How should this passage really be interpreted?
The Free Grace group would see this passage quite differently.
First, the word that the pastor used in his quote “perseverance” is not in the Matt 10:22. The word used is translated “endurance” in the New King James, New American Standard, and the English Standard versions. In the New International Version, it is translated “stands firm.” The pastor used perseverance because that is the word used to convey the Lordship Salvation slogan.
Second, Matt 10:22 does not speak of soul salvation at all, but it speaking of enduring persecution. This passage occurs in the context of Jesus sending His disciples out on their first missionary trip. In giving them instructions, Jesus is telling them they will be persecuted. In fact they will be hated by everyone because of Jesus. Rather than receiving glory for their association with Christ, the disciples will undergo suffering, betrayal, and hardship. “Who endures to the end” refers to those who remain faithful to Jesus until the persecution ends. “This one will be saved” means to be “delivered by God.” This will end with the return of the Lord (v. 23). Thus, the passage actually has nothing to do with salvation from sin but from persecution (one way or the other).

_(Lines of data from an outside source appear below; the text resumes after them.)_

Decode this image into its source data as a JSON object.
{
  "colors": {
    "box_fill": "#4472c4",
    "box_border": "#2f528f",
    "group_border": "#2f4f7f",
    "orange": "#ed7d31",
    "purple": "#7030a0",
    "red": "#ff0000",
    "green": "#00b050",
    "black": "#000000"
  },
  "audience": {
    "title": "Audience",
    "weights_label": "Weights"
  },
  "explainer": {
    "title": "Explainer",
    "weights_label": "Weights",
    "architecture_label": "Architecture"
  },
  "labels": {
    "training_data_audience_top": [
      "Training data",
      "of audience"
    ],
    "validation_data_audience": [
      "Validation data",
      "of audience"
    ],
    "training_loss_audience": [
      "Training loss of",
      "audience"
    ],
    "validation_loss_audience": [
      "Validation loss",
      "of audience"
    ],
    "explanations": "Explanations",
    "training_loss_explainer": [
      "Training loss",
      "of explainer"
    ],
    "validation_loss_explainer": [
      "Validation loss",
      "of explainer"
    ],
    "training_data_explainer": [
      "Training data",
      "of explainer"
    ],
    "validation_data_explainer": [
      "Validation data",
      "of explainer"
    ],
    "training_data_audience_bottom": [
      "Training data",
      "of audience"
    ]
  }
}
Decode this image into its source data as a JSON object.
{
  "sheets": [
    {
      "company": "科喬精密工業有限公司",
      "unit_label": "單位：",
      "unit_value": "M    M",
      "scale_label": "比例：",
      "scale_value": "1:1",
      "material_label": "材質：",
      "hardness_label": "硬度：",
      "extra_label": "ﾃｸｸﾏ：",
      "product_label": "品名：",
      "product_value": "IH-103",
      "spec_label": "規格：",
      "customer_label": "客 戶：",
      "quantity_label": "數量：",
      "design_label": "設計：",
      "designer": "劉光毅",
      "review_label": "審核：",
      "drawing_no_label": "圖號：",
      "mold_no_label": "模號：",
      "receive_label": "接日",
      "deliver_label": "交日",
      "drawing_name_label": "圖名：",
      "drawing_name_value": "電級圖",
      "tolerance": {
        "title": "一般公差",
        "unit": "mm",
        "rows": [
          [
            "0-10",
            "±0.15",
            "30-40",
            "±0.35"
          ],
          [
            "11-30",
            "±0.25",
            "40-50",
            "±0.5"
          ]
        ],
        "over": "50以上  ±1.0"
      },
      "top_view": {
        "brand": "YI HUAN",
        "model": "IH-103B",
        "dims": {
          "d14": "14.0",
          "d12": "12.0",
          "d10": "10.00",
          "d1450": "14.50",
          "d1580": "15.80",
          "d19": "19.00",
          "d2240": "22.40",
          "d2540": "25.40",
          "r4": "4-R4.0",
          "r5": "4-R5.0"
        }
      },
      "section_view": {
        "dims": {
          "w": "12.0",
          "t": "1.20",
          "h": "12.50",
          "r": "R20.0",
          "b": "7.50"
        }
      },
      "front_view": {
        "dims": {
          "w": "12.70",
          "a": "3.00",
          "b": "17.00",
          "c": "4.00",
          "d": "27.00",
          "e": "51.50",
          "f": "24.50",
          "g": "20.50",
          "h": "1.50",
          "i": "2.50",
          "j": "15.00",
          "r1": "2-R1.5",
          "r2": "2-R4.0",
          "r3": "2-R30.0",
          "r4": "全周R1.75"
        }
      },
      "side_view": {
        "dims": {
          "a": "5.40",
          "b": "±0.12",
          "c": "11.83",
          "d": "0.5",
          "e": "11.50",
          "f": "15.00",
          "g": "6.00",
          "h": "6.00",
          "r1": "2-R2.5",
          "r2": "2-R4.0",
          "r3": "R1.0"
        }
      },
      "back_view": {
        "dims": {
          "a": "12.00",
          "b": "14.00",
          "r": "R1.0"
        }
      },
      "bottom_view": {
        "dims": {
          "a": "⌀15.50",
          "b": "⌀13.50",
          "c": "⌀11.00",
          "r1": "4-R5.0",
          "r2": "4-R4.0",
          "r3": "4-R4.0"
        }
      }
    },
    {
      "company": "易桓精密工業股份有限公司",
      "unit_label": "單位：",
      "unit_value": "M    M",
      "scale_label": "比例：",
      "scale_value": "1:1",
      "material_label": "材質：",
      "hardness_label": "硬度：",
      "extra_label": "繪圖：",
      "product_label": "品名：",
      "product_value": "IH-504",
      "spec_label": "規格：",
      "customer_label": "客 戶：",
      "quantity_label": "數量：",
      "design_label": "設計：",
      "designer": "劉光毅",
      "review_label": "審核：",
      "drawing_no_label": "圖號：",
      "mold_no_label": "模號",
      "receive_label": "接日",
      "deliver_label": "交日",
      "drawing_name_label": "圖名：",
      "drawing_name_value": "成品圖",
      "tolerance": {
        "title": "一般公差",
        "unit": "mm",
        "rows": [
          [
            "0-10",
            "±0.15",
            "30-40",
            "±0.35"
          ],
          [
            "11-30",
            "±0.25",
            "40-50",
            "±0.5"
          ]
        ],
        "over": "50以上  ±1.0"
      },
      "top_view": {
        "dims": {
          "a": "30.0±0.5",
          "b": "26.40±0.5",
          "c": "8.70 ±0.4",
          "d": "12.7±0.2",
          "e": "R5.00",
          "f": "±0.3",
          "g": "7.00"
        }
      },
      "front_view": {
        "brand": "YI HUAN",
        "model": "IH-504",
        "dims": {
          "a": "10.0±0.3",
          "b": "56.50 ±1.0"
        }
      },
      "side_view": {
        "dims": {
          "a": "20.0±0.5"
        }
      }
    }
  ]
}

Second, the passage is specifically talking about the faithful endurance of His ambassadors during the time of persecution in the Tribulation (Matt 24:13; Dan 12:12-13). Matthew 10:16–22 may have included predictions of future persecution originally part of the Olivet discourse (Matt 24:9, 13; Luke 21:12) in order (1) to place all “mission” sayings together, and (2) to use the mission of the Twelve as a paradigm for the mission of the church. Alternatively, Jesus may have repeated these warnings in His discourse about the end times (Matt 24).
This passage is an exhortation to be faithful in persecution in a threefold way.
- First, the enduring of persecution. Persecutions can be endured. They are not eternal and they are not intolerable. Therefore, be loyal.
- Second, the ending of persecution. “To the end” indicates that the trial will end someday. Trials are not forever. Therefore, be faithful.
- Third, the escaping from persecution. “Will be saved.” Deliverance comes from faithfulness in endurance. That deliverance may sometimes be the ending of life and escape to heaven. Whatever the case, it will be a rewarding saving from the persecution, if one has been loyal and faithful in experiencing persecution. Therefore, be committed.
We are called to be loyal to Christ, faithful to the Word, and committed to His mission—but we are saved before these aspects are fully implemented in our lives. These are life-long endeavors. Thus, Free Grace sees a distinction between salvation and growth while Lordship Salvation merges them together.
We need to carefully approach the Scripture and we must exercise discernment when listening to the teaching of others. The study of the Bible takes effort. It takes diligent work. Just because a pastor comes from a large church and is very popular does not mean that due diligence is being used in the interpretation and application of Scripture.